If you are raising capital, you are trying to get a potential capital provider excited about the investment opportunity, and of course if you are selling, you are trying to show the future owner that you have left them some upside in value to justify the purchase price. The process of developing a good strategic plan will help you tell your story and possibly influence how it will be received by any potential buyer. It will force you to look for facts or data that can support the story you are trying to tell. If the data does not support it then you will know that you will need to make adjustments. Importantly though, it will also help to ensure that everyone in your organization is on the same page. A real detractor to a buyer or capital partner is not having your senior management team on the same page about the direction of the business and vision for the future.

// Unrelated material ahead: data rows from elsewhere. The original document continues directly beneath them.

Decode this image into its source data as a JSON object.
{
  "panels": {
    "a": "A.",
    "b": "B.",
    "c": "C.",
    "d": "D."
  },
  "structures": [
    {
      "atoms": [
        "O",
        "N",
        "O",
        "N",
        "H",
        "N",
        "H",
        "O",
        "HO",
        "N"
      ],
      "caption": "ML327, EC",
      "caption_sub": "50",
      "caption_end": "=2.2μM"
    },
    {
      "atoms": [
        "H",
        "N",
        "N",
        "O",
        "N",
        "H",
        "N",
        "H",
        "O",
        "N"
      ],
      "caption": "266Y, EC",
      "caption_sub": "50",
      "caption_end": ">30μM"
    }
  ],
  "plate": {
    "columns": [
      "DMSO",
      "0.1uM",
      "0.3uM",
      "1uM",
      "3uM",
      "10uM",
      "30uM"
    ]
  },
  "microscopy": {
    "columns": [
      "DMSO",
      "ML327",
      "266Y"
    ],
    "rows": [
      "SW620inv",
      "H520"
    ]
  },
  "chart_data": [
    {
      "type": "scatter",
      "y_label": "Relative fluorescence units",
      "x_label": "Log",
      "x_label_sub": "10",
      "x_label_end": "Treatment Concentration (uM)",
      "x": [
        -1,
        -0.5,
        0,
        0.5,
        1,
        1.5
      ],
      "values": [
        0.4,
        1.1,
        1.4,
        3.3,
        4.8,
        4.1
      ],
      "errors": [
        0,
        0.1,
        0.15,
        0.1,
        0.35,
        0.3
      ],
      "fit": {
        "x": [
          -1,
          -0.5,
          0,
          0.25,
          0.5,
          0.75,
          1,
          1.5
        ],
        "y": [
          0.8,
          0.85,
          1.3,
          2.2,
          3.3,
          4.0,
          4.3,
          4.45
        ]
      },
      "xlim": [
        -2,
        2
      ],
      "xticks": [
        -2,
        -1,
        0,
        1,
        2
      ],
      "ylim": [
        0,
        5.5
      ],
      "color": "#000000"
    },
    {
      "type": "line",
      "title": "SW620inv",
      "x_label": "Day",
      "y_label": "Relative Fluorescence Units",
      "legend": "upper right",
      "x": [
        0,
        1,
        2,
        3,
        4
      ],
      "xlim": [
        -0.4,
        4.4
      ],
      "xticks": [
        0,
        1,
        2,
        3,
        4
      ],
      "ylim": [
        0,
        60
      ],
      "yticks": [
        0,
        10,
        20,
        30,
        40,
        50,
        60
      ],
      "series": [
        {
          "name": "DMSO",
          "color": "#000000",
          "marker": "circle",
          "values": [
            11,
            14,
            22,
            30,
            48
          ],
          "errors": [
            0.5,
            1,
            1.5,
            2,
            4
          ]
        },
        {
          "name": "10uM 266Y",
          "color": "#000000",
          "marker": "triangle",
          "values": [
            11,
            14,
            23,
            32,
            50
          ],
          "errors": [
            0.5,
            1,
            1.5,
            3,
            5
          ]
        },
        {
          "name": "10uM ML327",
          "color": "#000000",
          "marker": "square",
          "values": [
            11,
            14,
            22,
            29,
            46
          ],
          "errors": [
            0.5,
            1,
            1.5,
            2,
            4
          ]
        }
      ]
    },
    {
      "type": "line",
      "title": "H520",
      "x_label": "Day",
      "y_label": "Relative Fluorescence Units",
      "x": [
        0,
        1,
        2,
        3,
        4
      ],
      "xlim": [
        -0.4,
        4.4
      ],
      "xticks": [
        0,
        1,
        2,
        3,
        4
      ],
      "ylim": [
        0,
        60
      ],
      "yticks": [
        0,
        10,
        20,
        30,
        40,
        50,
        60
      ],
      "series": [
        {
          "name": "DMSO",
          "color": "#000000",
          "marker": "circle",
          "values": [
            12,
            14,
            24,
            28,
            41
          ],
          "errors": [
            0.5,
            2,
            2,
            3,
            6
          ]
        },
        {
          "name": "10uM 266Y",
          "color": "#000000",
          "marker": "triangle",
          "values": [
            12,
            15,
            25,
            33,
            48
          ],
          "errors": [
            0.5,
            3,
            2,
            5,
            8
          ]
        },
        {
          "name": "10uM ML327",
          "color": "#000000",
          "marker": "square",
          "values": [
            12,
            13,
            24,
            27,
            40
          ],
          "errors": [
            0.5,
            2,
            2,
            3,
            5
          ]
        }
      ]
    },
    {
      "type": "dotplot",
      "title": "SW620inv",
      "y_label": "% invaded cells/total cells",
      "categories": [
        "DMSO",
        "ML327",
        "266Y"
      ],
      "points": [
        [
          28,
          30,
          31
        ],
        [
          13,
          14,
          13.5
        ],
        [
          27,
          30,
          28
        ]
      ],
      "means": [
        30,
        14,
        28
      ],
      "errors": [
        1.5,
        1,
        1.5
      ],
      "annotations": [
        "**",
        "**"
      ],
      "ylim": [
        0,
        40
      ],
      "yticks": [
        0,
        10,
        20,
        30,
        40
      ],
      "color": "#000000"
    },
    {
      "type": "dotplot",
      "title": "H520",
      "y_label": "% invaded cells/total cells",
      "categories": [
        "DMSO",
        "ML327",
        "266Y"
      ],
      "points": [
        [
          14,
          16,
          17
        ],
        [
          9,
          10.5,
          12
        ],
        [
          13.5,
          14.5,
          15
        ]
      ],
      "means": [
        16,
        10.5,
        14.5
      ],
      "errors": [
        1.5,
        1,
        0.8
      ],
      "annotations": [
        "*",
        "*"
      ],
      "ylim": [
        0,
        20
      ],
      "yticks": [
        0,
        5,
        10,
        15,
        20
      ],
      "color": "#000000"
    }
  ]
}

Finally, I want to talk about the team. Now the team that I am talking about is different than your senior management team. This team includes outside specialists that take part in these very important events each and every day versus most owners, who will only take part in this type of life changing event once, possibly twice, at best. These specialists include an attorney (and not just any attorney, a mergers and acquisitions attorney), an accountant, your controller or chief financial officer, select senior managers, and potentially a financial planner or certified exit planning advisor. Whether you are raising capital and seeking a new partner or selling your business altogether, some combination of this team is key. Having outside specialists can get expensive, but in the end, it can be the difference between a good and bad transaction.
There are certainly many, many things to consider whether you are raising capital or selling your business, but the one thing I will leave you with, and encourage you to do, is to be prepared by starting as early as you can in the process to maximize your chances of success. And know what success looks like for you and your business.